Tool Use Isn't Magic: The Three-Stage Pipeline That Makes LLMs Actually Do Things
For Western developers building AI agents, this is the canonical architecture behind every tool-calling system from OpenAI, Anthropic, and open-source models. Understanding the three-stage pipeline — not just the API surface — is what separates production-grade agent implementations from toy demos.
An LLM is a brain trapped in a server — it can't see a screen, touch a keyboard, or call an API. Yet users watch it search the web, analyze spreadsheets, and control computers. The mechanism behind this illusion is Tool Use, and it works through a precise three-stage pipeline.
First, cognitive implantation: every tool is described as a JSON Schema — a text-based instruction manual that translates a function's name, parameters, and purpose into language the LLM can understand. The LLM doesn't know what an API is, but it reads descriptions. Second, intent recognition: when the LLM encounters a question it can't answer from training data (like a real-time stock price), it outputs a structured `tool_calls` object specifying which function to call and with what arguments. The LLM never executes anything — it only produces instructions.

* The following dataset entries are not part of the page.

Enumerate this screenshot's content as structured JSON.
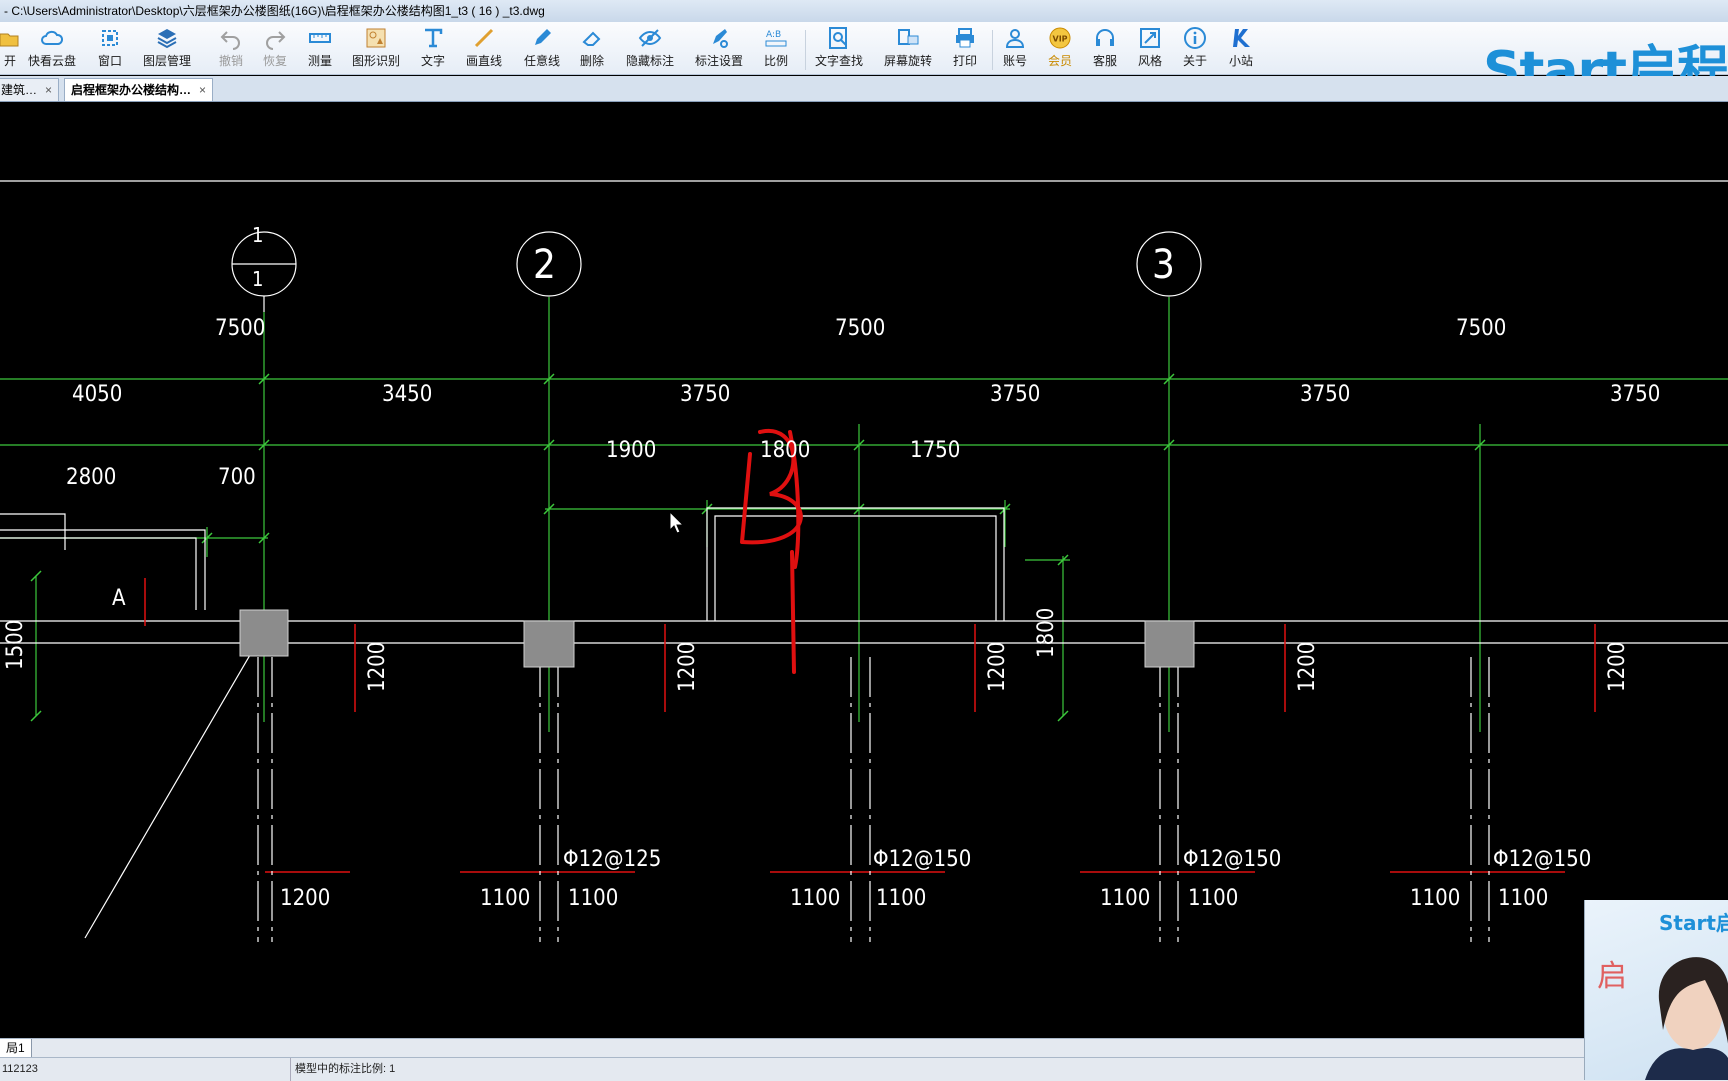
{
  "window": {
    "title": "- C:\\Users\\Administrator\\Desktop\\六层框架办公楼图纸(16G)\\启程框架办公楼结构图1_t3 ( 16 ) _t3.dwg"
  },
  "toolbar": {
    "items": [
      {
        "label": "开",
        "icon": "open-icon"
      },
      {
        "label": "快看云盘",
        "icon": "cloud-icon"
      },
      {
        "label": "窗口",
        "icon": "window-icon"
      },
      {
        "label": "图层管理",
        "icon": "layers-icon"
      },
      {
        "label": "撤销",
        "icon": "undo-icon"
      },
      {
        "label": "恢复",
        "icon": "redo-icon"
      },
      {
        "label": "测量",
        "icon": "measure-icon"
      },
      {
        "label": "图形识别",
        "icon": "shape-recognize-icon"
      },
      {
        "label": "文字",
        "icon": "text-icon"
      },
      {
        "label": "画直线",
        "icon": "line-icon"
      },
      {
        "label": "任意线",
        "icon": "pencil-icon"
      },
      {
        "label": "删除",
        "icon": "eraser-icon"
      },
      {
        "label": "隐藏标注",
        "icon": "eye-icon"
      },
      {
        "label": "标注设置",
        "icon": "annotation-settings-icon"
      },
      {
        "label": "比例",
        "icon": "scale-icon"
      },
      {
        "label": "文字查找",
        "icon": "text-search-icon"
      },
      {
        "label": "屏幕旋转",
        "icon": "rotate-icon"
      },
      {
        "label": "打印",
        "icon": "print-icon"
      },
      {
        "label": "账号",
        "icon": "user-icon"
      },
      {
        "label": "会员",
        "icon": "vip-icon"
      },
      {
        "label": "客服",
        "icon": "headset-icon"
      },
      {
        "label": "风格",
        "icon": "style-icon"
      },
      {
        "label": "关于",
        "icon": "info-icon"
      },
      {
        "label": "小站",
        "icon": "k-icon"
      }
    ],
    "vip_badge": "VIP",
    "scale_glyph": "A:B"
  },
  "logo": {
    "text": "Start启程"
  },
  "tabs": [
    {
      "label": "建筑…",
      "close": "×"
    },
    {
      "label": "启程框架办公楼结构…",
      "close": "×"
    }
  ],
  "drawing": {
    "axes": [
      {
        "label": "1",
        "sub": "1"
      },
      {
        "label": "2"
      },
      {
        "label": "3"
      }
    ],
    "dims_row1": [
      "7500",
      "7500",
      "7500"
    ],
    "dims_row2": [
      "4050",
      "3450",
      "3750",
      "3750",
      "3750",
      "3750"
    ],
    "dims_row3": [
      "2800",
      "700",
      "1900",
      "1800",
      "1750"
    ],
    "vertical_dims": [
      "1500",
      "1800"
    ],
    "beam_dims": [
      "1200",
      "1200",
      "1200",
      "1200",
      "1200"
    ],
    "rebar_labels": [
      "Φ12@125",
      "Φ12@150",
      "Φ12@150",
      "Φ12@150"
    ],
    "bottom_dims": [
      "1200",
      "1100",
      "1100",
      "1100",
      "1100",
      "1100",
      "1100",
      "1100",
      "1100"
    ],
    "room_label": "A",
    "handwriting": "B"
  },
  "layout_tab": "局1",
  "status": {
    "coord": "112123",
    "scale_text": "模型中的标注比例: 1"
  },
  "webcam": {
    "logo_text": "Start启",
    "overlay_text": "启"
  },
  "colors": {
    "accent": "#1e90d8",
    "cad_dim": "#3cc83c",
    "cad_line": "#ffffff",
    "cad_red": "#e01010",
    "column_fill": "#8c8c8c"
  }
}
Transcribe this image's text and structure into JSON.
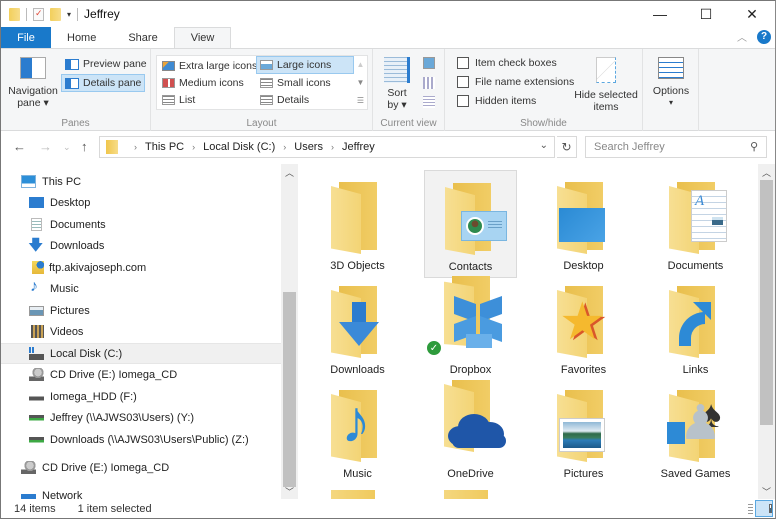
{
  "window": {
    "title": "Jeffrey",
    "controls": {
      "minimize": "—",
      "maximize": "☐",
      "close": "✕"
    }
  },
  "tabs": [
    {
      "label": "File",
      "active": false
    },
    {
      "label": "Home",
      "active": false
    },
    {
      "label": "Share",
      "active": false
    },
    {
      "label": "View",
      "active": true
    }
  ],
  "help_label": "?",
  "ribbon": {
    "panes": {
      "label": "Panes",
      "navigation_pane": "Navigation",
      "navigation_pane_line2": "pane ▾",
      "preview_pane": "Preview pane",
      "details_pane": "Details pane",
      "details_pane_selected": true
    },
    "layout": {
      "label": "Layout",
      "options": [
        {
          "label": "Extra large icons",
          "icon": "extra-large-icons-icon",
          "selected": false
        },
        {
          "label": "Large icons",
          "icon": "large-icons-icon",
          "selected": true
        },
        {
          "label": "Medium icons",
          "icon": "medium-icons-icon",
          "selected": false
        },
        {
          "label": "Small icons",
          "icon": "small-icons-icon",
          "selected": false
        },
        {
          "label": "List",
          "icon": "list-icon",
          "selected": false
        },
        {
          "label": "Details",
          "icon": "details-icon",
          "selected": false
        }
      ]
    },
    "current_view": {
      "label": "Current view",
      "sort_by": "Sort",
      "sort_by_line2": "by ▾"
    },
    "show_hide": {
      "label": "Show/hide",
      "checkboxes": [
        {
          "label": "Item check boxes",
          "checked": false
        },
        {
          "label": "File name extensions",
          "checked": false
        },
        {
          "label": "Hidden items",
          "checked": false
        }
      ],
      "hide_selected": "Hide selected",
      "hide_selected_line2": "items"
    },
    "options": {
      "label": "Options",
      "arrow": "▾"
    }
  },
  "address": {
    "breadcrumbs": [
      "This PC",
      "Local Disk (C:)",
      "Users",
      "Jeffrey"
    ],
    "search_placeholder": "Search Jeffrey"
  },
  "nav_pane": {
    "items": [
      {
        "label": "This PC",
        "icon": "this-pc-icon",
        "level": 0,
        "selected": false
      },
      {
        "label": "Desktop",
        "icon": "desktop-icon",
        "level": 1,
        "selected": false
      },
      {
        "label": "Documents",
        "icon": "documents-icon",
        "level": 1,
        "selected": false
      },
      {
        "label": "Downloads",
        "icon": "downloads-icon",
        "level": 1,
        "selected": false
      },
      {
        "label": "ftp.akivajoseph.com",
        "icon": "ftp-location-icon",
        "level": 1,
        "selected": false
      },
      {
        "label": "Music",
        "icon": "music-icon",
        "level": 1,
        "selected": false
      },
      {
        "label": "Pictures",
        "icon": "pictures-icon",
        "level": 1,
        "selected": false
      },
      {
        "label": "Videos",
        "icon": "videos-icon",
        "level": 1,
        "selected": false
      },
      {
        "label": "Local Disk (C:)",
        "icon": "local-disk-icon",
        "level": 1,
        "selected": true
      },
      {
        "label": "CD Drive (E:) Iomega_CD",
        "icon": "cd-drive-icon",
        "level": 1,
        "selected": false
      },
      {
        "label": "Iomega_HDD (F:)",
        "icon": "hard-drive-icon",
        "level": 1,
        "selected": false
      },
      {
        "label": "Jeffrey (\\\\AJWS03\\Users) (Y:)",
        "icon": "network-drive-icon",
        "level": 1,
        "selected": false
      },
      {
        "label": "Downloads (\\\\AJWS03\\Users\\Public) (Z:)",
        "icon": "network-drive-icon",
        "level": 1,
        "selected": false
      },
      {
        "label": "CD Drive (E:) Iomega_CD",
        "icon": "cd-drive-icon",
        "level": 0,
        "selected": false
      },
      {
        "label": "Network",
        "icon": "network-icon",
        "level": 0,
        "selected": false
      }
    ]
  },
  "content": {
    "items": [
      {
        "label": "3D Objects",
        "overlay": "none",
        "selected": false
      },
      {
        "label": "Contacts",
        "overlay": "contact-card",
        "selected": true
      },
      {
        "label": "Desktop",
        "overlay": "desktop",
        "selected": false
      },
      {
        "label": "Documents",
        "overlay": "document",
        "selected": false
      },
      {
        "label": "Downloads",
        "overlay": "download-arrow",
        "selected": false
      },
      {
        "label": "Dropbox",
        "overlay": "dropbox",
        "selected": false,
        "sync_status": "synced"
      },
      {
        "label": "Favorites",
        "overlay": "star",
        "selected": false
      },
      {
        "label": "Links",
        "overlay": "shortcut-arrow",
        "selected": false
      },
      {
        "label": "Music",
        "overlay": "music-note",
        "selected": false
      },
      {
        "label": "OneDrive",
        "overlay": "cloud",
        "selected": false
      },
      {
        "label": "Pictures",
        "overlay": "picture",
        "selected": false
      },
      {
        "label": "Saved Games",
        "overlay": "games",
        "selected": false
      }
    ]
  },
  "status": {
    "item_count": "14 items",
    "selection": "1 item selected"
  },
  "colors": {
    "accent": "#1979ca",
    "selection_bg": "#cce4f7",
    "folder_yellow": "#f3d475"
  }
}
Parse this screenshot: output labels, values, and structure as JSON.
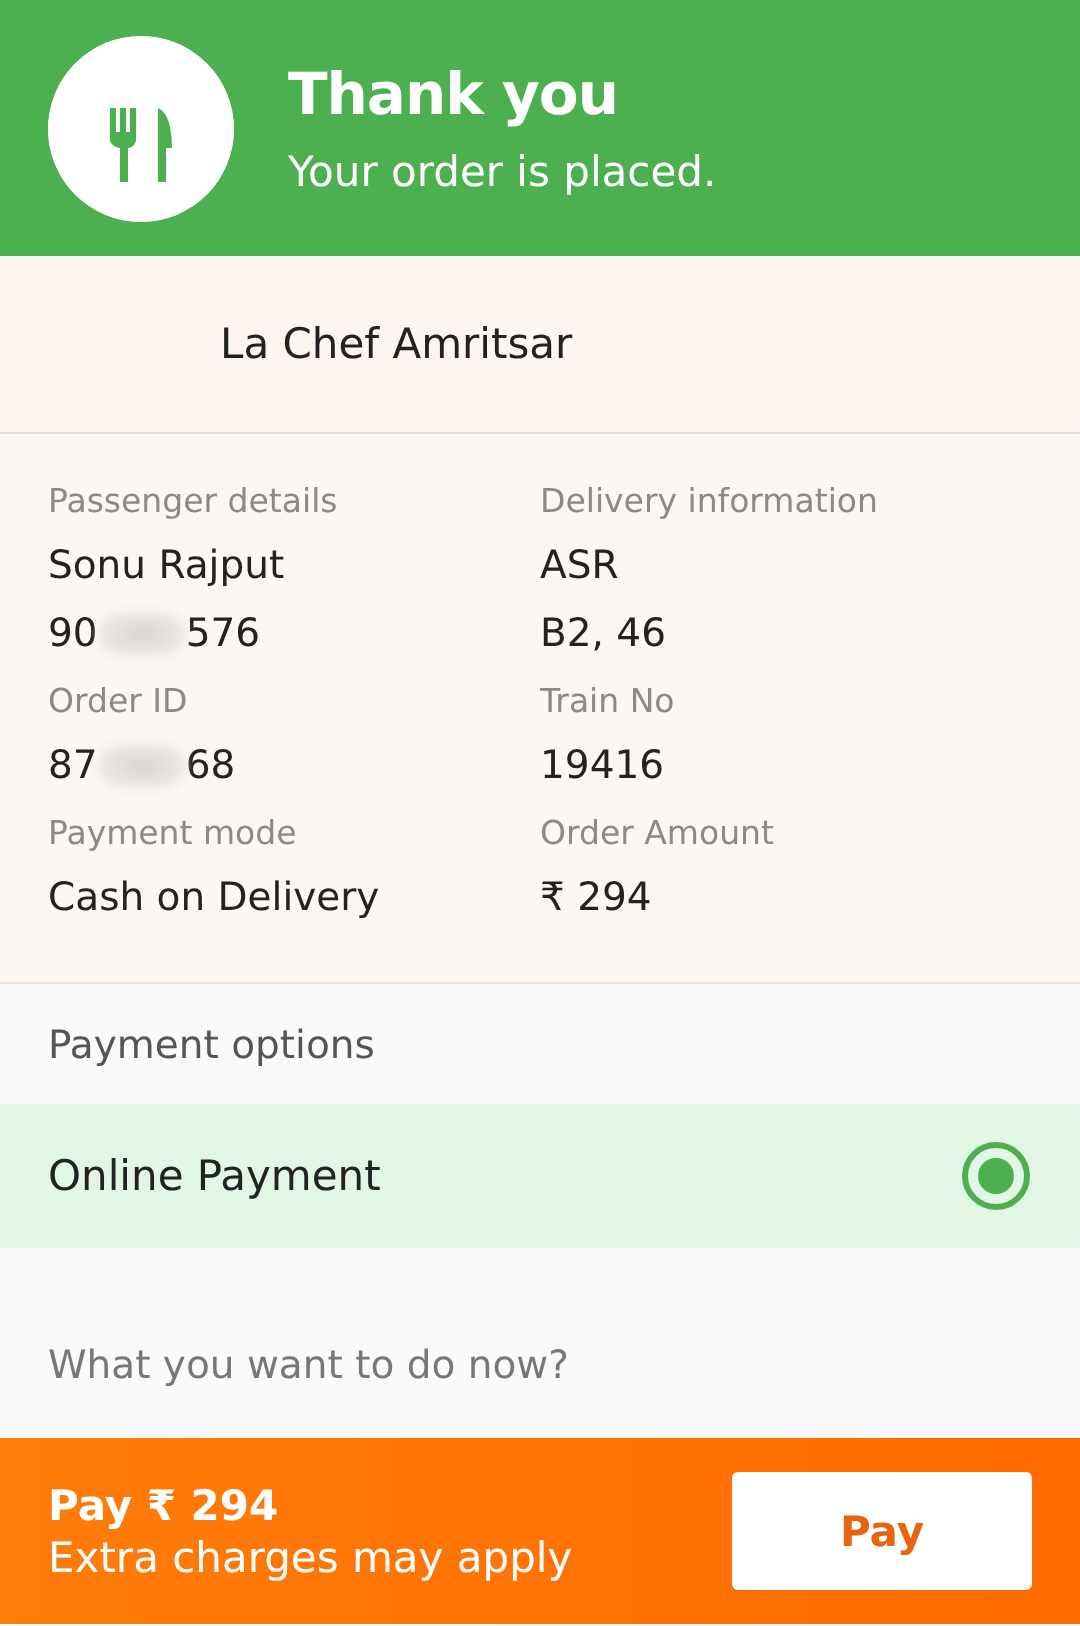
{
  "header": {
    "title": "Thank you",
    "subtitle": "Your order is placed."
  },
  "restaurant": {
    "name": "La Chef Amritsar"
  },
  "details": [
    {
      "label": "Passenger details",
      "values": [
        {
          "parts": [
            "Sonu Rajput"
          ]
        },
        {
          "parts": [
            "90",
            "576"
          ]
        }
      ]
    },
    {
      "label": "Delivery information",
      "values": [
        {
          "parts": [
            "ASR"
          ]
        },
        {
          "parts": [
            "B2, 46"
          ]
        }
      ]
    },
    {
      "label": "Order ID",
      "values": [
        {
          "parts": [
            "87",
            "68"
          ]
        }
      ]
    },
    {
      "label": "Train No",
      "values": [
        {
          "parts": [
            "19416"
          ]
        }
      ]
    },
    {
      "label": "Payment mode",
      "values": [
        {
          "parts": [
            "Cash on Delivery"
          ]
        }
      ]
    },
    {
      "label": "Order Amount",
      "values": [
        {
          "parts": [
            "₹ 294"
          ]
        }
      ]
    }
  ],
  "payment_options": {
    "title": "Payment options",
    "options": [
      {
        "label": "Online Payment",
        "selected": true
      }
    ]
  },
  "prompt": "What you want to do now?",
  "footer": {
    "amount": "Pay ₹ 294",
    "note": "Extra charges may apply",
    "button": "Pay"
  }
}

Third, code intervention: application-layer code parses the `tool_calls`, executes the actual function, and pushes the result back into the message array with a `tool` role. The LLM then reads that result and generates a natural-language response. The entire flow requires two LLM calls — one to decide, one to summarize — and the messages array acts as the nervous system connecting the brain to its tools.
The most common production bug — pushing assistant messages twice — reveals how fragile the message protocol is and why developers need to understand the state machine, not just copy-paste SDK examples.
The fact that LLMs can't execute code but can describe function signatures in JSON Schema is a profound architectural constraint: the model's power is in pattern matching, not action.
Calling Tool Use 'just API calls' misses the point — the real innovation is the message protocol that lets a probabilistic text generator orchestrate deterministic function execution.
The two-call pattern (decision then summary) is an elegant solution to the fundamental problem: LLMs are good at reasoning but bad at doing, and code is good at doing but bad at reasoning.